The comments suggest that the debate about the ECB's guidance remains open after board members Benoit Coeure and Peter Praet both argued recently that the bank may need to provide an even longer view on the expected path of interest rates beyond an initial hike. [nL8N1W66BW]

The ECB now guides markets for steady rates "through" the summer of 2019, suggesting a move sometime in the final quarter of the year.

"The need for extended forward guidance on monetary policy will also diminish, once inflation has reached sufficient progress towards the price stability objective," Rehn, also the Governor of Finland's central bank, said in a statement.

"As it stands, financial market expectations concerning the timing of the first interest rate rise are consistent with the Governing Council's statements," Rehn added.

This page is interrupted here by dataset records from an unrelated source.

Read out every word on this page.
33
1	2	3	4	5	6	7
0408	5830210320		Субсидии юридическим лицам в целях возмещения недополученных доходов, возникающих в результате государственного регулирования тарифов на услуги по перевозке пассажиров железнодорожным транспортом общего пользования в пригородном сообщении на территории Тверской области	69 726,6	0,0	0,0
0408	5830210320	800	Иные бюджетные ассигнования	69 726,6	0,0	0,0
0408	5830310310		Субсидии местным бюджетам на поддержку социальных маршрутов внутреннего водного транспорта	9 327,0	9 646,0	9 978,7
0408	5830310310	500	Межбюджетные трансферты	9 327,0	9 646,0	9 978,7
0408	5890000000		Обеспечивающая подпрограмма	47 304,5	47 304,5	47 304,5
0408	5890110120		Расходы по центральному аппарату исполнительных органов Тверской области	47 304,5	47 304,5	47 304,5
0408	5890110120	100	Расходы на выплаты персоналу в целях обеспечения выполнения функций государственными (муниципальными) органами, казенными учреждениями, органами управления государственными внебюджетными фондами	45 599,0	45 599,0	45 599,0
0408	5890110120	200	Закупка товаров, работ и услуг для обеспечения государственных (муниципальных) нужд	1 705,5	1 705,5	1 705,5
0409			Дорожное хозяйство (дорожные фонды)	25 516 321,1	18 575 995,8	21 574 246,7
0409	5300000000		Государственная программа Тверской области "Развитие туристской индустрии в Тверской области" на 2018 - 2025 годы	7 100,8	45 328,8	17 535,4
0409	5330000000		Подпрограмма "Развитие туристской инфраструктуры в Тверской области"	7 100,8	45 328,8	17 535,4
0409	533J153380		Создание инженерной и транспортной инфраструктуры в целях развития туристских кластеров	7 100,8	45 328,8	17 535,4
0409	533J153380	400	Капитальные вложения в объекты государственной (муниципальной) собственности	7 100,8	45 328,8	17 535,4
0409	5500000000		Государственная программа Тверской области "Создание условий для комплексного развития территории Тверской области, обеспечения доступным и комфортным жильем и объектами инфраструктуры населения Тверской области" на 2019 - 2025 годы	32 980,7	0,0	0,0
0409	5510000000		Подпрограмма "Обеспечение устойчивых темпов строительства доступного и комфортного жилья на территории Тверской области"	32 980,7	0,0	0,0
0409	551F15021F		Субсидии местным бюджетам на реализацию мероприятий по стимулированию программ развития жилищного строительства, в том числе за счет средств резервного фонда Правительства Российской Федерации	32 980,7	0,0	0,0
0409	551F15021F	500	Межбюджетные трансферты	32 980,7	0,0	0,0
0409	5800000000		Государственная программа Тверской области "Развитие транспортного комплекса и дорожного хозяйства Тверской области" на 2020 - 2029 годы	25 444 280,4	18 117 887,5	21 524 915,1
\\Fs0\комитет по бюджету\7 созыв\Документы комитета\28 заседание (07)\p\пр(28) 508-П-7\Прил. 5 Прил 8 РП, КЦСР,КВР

The ECB targets inflation at just below 2 percent and does not expect to hit this level before the end of the decade as the currency bloc is still struggling to absorb economic slack.

Steering market expectations has been a key challenge for central banks across the world since the start of the financial crisis in 2008 as policymakers battled a lending freeze and fears of an unprecedented depression.

The ECB expects rates to rise only very slowly and a longer-term guidance could stop investors from pricing in more aggressive moves and keep borrowing conditions low for longer.

After years of aggressive stimulus, the ECB has been preparing investors for the end of its 2.6 trillion-euro (£2.3 trillion) bond-buying programme in December and for the first interest rate increase since 2011 sometime after the summer of next year.